I am not sure how to explain this, but being free to just be me, it was pretty amazing. I did not have to worry about mom, not one moment. I was sent some photos and texts while I was away. She fell, wearing a pair of heels I thought I had gotten rid of. But she fell, and laid on the floor laughing about her clumsiness. She was not hurt, so that was good. And another photo of her after a day of bathing and washing her hair, and getting her hair styled. She looked so happy. She is, apparently, the darling of the assisted living home. And she is happy. And she is safe. And clean. And fed. And warm. All the things I wanted for her, she has.

I got to spend time being a grandma. I was able to sit and talk to my granddaughters. I was able to hug on them, and laugh with them, and enjoy being with my son and daughter-in-law (whom we miss horribly) without worrying about my mom. I was able to mother my son and daughter-in-law, just a little, without also having to mother my own mom. While we were there, I was sharing events we had experienced while living in Alaska, with friends who have never been there. It startled me because I realized that I had, indeed, had a life in Alaska before my mom. Before I was confined by the horrible disease of Alzheimer’s. Trust me, when your parent is diagnosed, you are diagnosed. You just don’t know it, yet. It affects every person who is in contact with an Alzheimer’s patient. Every single person. And you lose the life you had, along with the person who is losing their life to this horrible disease.

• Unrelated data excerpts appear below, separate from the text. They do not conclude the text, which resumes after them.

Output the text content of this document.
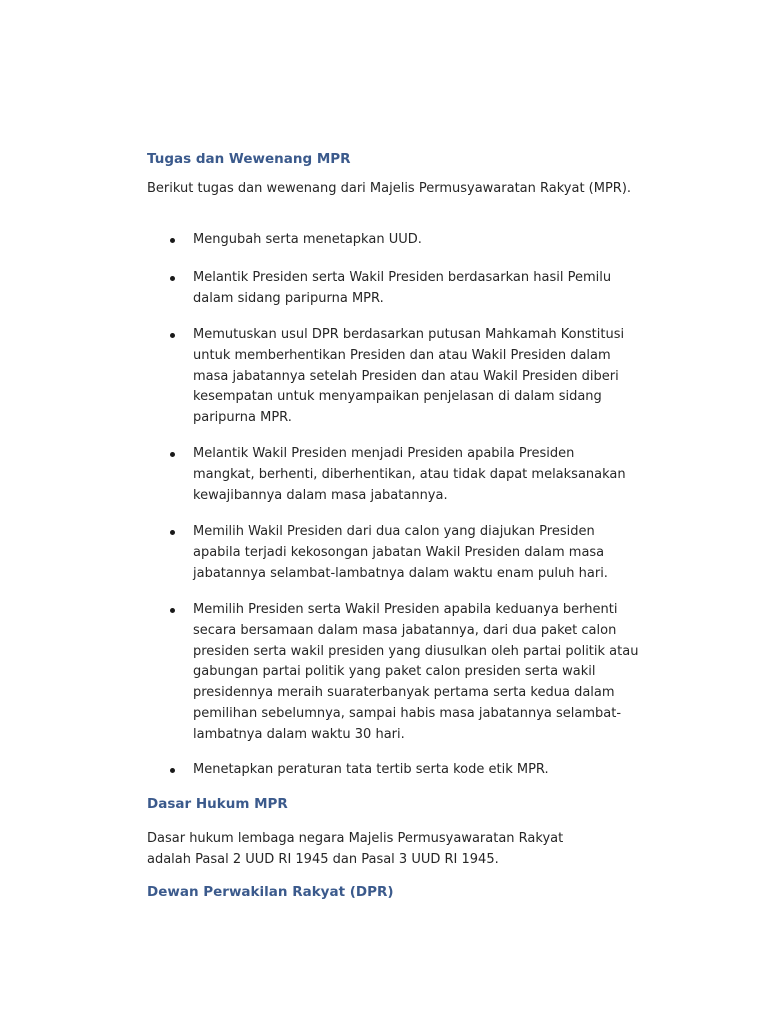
Tugas dan Wewenang MPR
Berikut tugas dan wewenang dari Majelis Permusyawaratan Rakyat (MPR).
Mengubah serta menetapkan UUD.
Melantik Presiden serta Wakil Presiden berdasarkan hasil Pemilu
dalam sidang paripurna MPR.
Memutuskan usul DPR berdasarkan putusan Mahkamah Konstitusi
untuk memberhentikan Presiden dan atau Wakil Presiden dalam
masa jabatannya setelah Presiden dan atau Wakil Presiden diberi
kesempatan untuk menyampaikan penjelasan di dalam sidang
paripurna MPR.
Melantik Wakil Presiden menjadi Presiden apabila Presiden
mangkat, berhenti, diberhentikan, atau tidak dapat melaksanakan
kewajibannya dalam masa jabatannya.
Memilih Wakil Presiden dari dua calon yang diajukan Presiden
apabila terjadi kekosongan jabatan Wakil Presiden dalam masa
jabatannya selambat-lambatnya dalam waktu enam puluh hari.
Memilih Presiden serta Wakil Presiden apabila keduanya berhenti
secara bersamaan dalam masa jabatannya, dari dua paket calon
presiden serta wakil presiden yang diusulkan oleh partai politik atau
gabungan partai politik yang paket calon presiden serta wakil
presidennya meraih suaraterbanyak pertama serta kedua dalam
pemilihan sebelumnya, sampai habis masa jabatannya selambat-
lambatnya dalam waktu 30 hari.
Menetapkan peraturan tata tertib serta kode etik MPR.
Dasar Hukum MPR
Dasar hukum lembaga negara Majelis Permusyawaratan Rakyat
adalah Pasal 2 UUD RI 1945 dan Pasal 3 UUD RI 1945.
Dewan Perwakilan Rakyat (DPR)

While we were away, I waited. Every day we were gone, I waited for that burden of guilt to descend upon my shoulders and start crushing me. I waited for my stomach to roil and burn, and completely disable me. And guess what? It didn’t happen. I did not feel 3 inches shorter anymore, ladened down with the guilt of going on a vacation without my mom, or the burden of caring for her, or the fact that I placed her in an assisted living home. I am not guilty anymore. Why? Because I was able to breathe in and out, without worrying. I was able to have a life apart from my mom. I was able to be present, truly present, to who I was with. My moments were totally mine. Mom was safely cared for. It was not by me, but I trust who has her. I know she is better off than she was with me. One of the reasons I know that is because all the reports tell me she is the life of the party and so much fun. My mom has always been known to be fun to be around. When my parents divorced when I was in my early 20s, their friends all stayed friends with my mom. Even my dad’s relatives stayed in contact with my mom (my dad’s aunt and uncle used to vacation with my mom and her second husband!!!). But not in the last few years, and especially not when she lived with me. Friends had all fallen away. She was so lost and confused, and always angry. I think she is happier now, so she can have fun again. What a gift that is!!!

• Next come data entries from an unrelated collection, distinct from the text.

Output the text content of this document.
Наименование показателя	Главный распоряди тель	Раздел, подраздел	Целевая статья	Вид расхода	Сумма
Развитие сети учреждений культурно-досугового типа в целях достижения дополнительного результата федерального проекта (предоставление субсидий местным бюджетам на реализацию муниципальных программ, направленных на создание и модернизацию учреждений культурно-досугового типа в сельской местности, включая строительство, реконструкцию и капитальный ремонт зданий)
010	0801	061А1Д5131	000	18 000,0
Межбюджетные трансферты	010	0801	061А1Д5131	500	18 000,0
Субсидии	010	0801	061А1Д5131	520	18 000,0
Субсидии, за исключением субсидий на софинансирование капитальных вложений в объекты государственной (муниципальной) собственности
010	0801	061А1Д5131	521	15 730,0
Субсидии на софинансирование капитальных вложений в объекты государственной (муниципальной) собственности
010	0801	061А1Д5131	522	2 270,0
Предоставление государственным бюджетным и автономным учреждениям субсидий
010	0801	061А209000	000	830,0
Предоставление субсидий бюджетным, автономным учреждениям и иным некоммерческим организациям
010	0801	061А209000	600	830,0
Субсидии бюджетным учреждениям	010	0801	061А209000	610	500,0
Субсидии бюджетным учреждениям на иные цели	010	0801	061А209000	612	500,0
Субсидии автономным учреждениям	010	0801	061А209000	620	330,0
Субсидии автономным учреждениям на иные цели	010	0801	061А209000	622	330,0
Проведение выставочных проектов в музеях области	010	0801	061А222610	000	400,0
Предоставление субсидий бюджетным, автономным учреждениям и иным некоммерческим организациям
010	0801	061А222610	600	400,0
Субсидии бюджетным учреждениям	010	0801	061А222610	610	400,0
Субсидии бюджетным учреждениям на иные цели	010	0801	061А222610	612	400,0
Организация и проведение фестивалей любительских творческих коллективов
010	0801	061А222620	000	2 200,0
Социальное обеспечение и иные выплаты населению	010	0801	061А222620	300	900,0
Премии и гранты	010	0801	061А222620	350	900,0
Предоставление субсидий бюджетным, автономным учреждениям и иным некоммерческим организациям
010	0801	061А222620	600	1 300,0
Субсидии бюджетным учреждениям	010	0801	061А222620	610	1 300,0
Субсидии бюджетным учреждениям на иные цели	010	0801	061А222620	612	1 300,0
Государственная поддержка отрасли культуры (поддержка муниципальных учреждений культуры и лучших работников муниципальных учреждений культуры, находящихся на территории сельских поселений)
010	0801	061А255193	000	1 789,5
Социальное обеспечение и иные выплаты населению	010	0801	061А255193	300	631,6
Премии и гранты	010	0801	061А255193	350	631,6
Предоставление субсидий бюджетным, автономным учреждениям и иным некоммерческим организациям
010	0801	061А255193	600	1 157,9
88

And now it is Christmastime. The time when we bake, decorate, and celebrate the Birth of Christ. When families gather together and share the love of the season. This year will be different, without mom living here. I am not sure what exactly we will do for Christmas Day, yet. But it will require driving. We won’t ever have her stay with us overnight, because that would so confuse her. We have not removed her for a visit, from the assisted living home, yet. We are letting her get herself established there. But already I am more excited about sharing the season. There are no nagging worries hanging over me. Little concerns here and there, but we will be less burdened this year. And if that sounds callous, I apologize. But I have learned some nuggets of wisdom along the way. Sometimes we just are not capable of things we thought we were. Sometimes doing it all ourselves is just not in our best interests. Sometimes the Lord allows us to flounder just a little bit, so we can gain some perspective.

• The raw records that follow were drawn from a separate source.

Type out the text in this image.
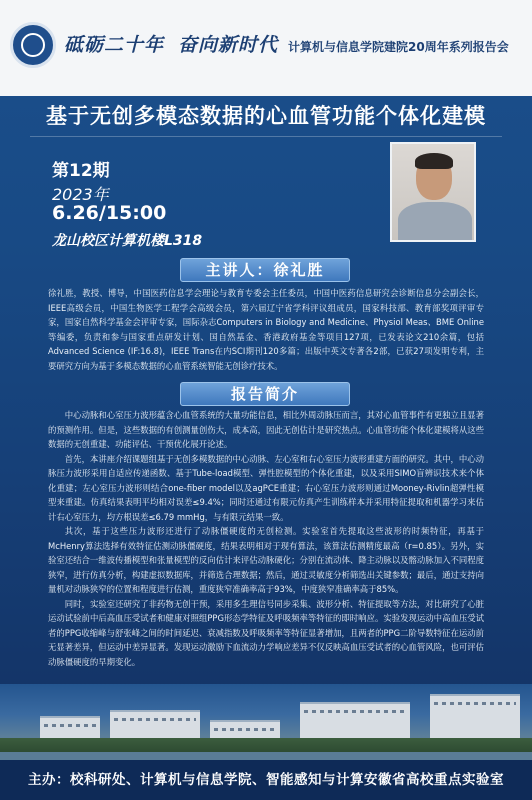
砥砺二十年 奋向新时代 计算机与信息学院建院20周年系列报告会
基于无创多模态数据的心血管功能个体化建模
第12期
2023年
6.26/15:00
龙山校区计算机楼L318
主讲人：徐礼胜
徐礼胜，教授、博导，中国医药信息学会理论与教育专委会主任委员，中国中医药信息研究会诊断信息分会副会长，IEEE高级会员，中国生物医学工程学会高级会员，第六届辽宁省学科评议组成员，国家科技部、教育部奖项评审专家，国家自然科学基金会评审专家，国际杂志Computers in Biology and Medicine、Physiol Meas、BME Online等编委，负责和参与国家重点研发计划、国自然基金、香港政府基金等项目127项，已发表论文210余篇，包括Advanced Science (IF:16.8)，IEEE Trans在内SCI期刊120多篇；出版中英文专著各2部，已获27项发明专利，主要研究方向为基于多模态数据的心血管系统智能无创诊疗技术。
报告简介

中心动脉和心室压力波形蕴含心血管系统的大量功能信息，相比外周动脉压而言，其对心血管事件有更独立且显著的预测作用。但是，这些数据的有创测量创伤大，成本高，因此无创估计是研究热点。心血管功能个体化建模将从这些数据的无创重建、功能评估、干预优化展开论述。

首先，本讲座介绍课题组基于无创多模数据的中心动脉、左心室和右心室压力波形重建方面的研究。其中，中心动脉压力波形采用自适应传递函数、基于Tube-load模型、弹性腔模型的个体化重建，以及采用SIMO盲辨识技术来个体化重建；左心室压力波形则结合one-fiber model以及agPCE重建；右心室压力波形则通过Mooney-Rivlin超弹性模型来重建。仿真结果表明平均相对误差≤9.4%；同时还通过有限元仿真产生训练样本并采用特征提取和机器学习来估计右心室压力，均方根误差≤6.79 mmHg，与有限元结果一致。

其次，基于这些压力波形还进行了动脉僵硬度的无创检测。实验室首先提取这些波形的时频特征，再基于McHenry算法选择有效特征估测动脉僵硬度，结果表明相对于现有算法，该算法估测精度最高（r=0.85）。另外，实验室还结合一维波传播模型和张量模型的反向估计来评估动脉硬化；分别在流动体、降主动脉以及髂动脉加入不同程度狭窄，进行仿真分析，构建虚拟数据库，并筛选合理数据；然后，通过灵敏度分析筛选出关键参数；最后，通过支持向量机对动脉狭窄的位置和程度进行估测，重度狭窄准确率高于93%，中度狭窄准确率高于85%。

同时，实验室还研究了非药物无创干预，采用多生理信号同步采集、波形分析、特征提取等方法，对比研究了心脏运动试验前中后高血压受试者和健康对照组PPG形态学特征及呼吸频率等特征的即时响应。实验发现运动中高血压受试者的PPG收缩峰与舒张峰之间的时间延迟、衰减指数及呼吸频率等特征显著增加，且两者的PPG二阶导数特征在运动前无显著差异，但运动中差异显著。发现运动激励下血流动力学响应差异不仅反映高血压受试者的心血管风险，也可评估动脉僵硬度的早期变化。

主办：校科研处、计算机与信息学院、智能感知与计算安徽省高校重点实验室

And now we are back, our spirits refreshed, and with a new blanket of snow around us. We came to see that we belong in the great north. We love the seasons, we love the smaller population, and we love the pace of life. We missed our peace and our place. But we also discovered lifelong friends are a treasure and we love them even more, the older we get. And we love our family ties, as stretched as they may be across the miles. We felt so very blessed. And that perspective is a good thing.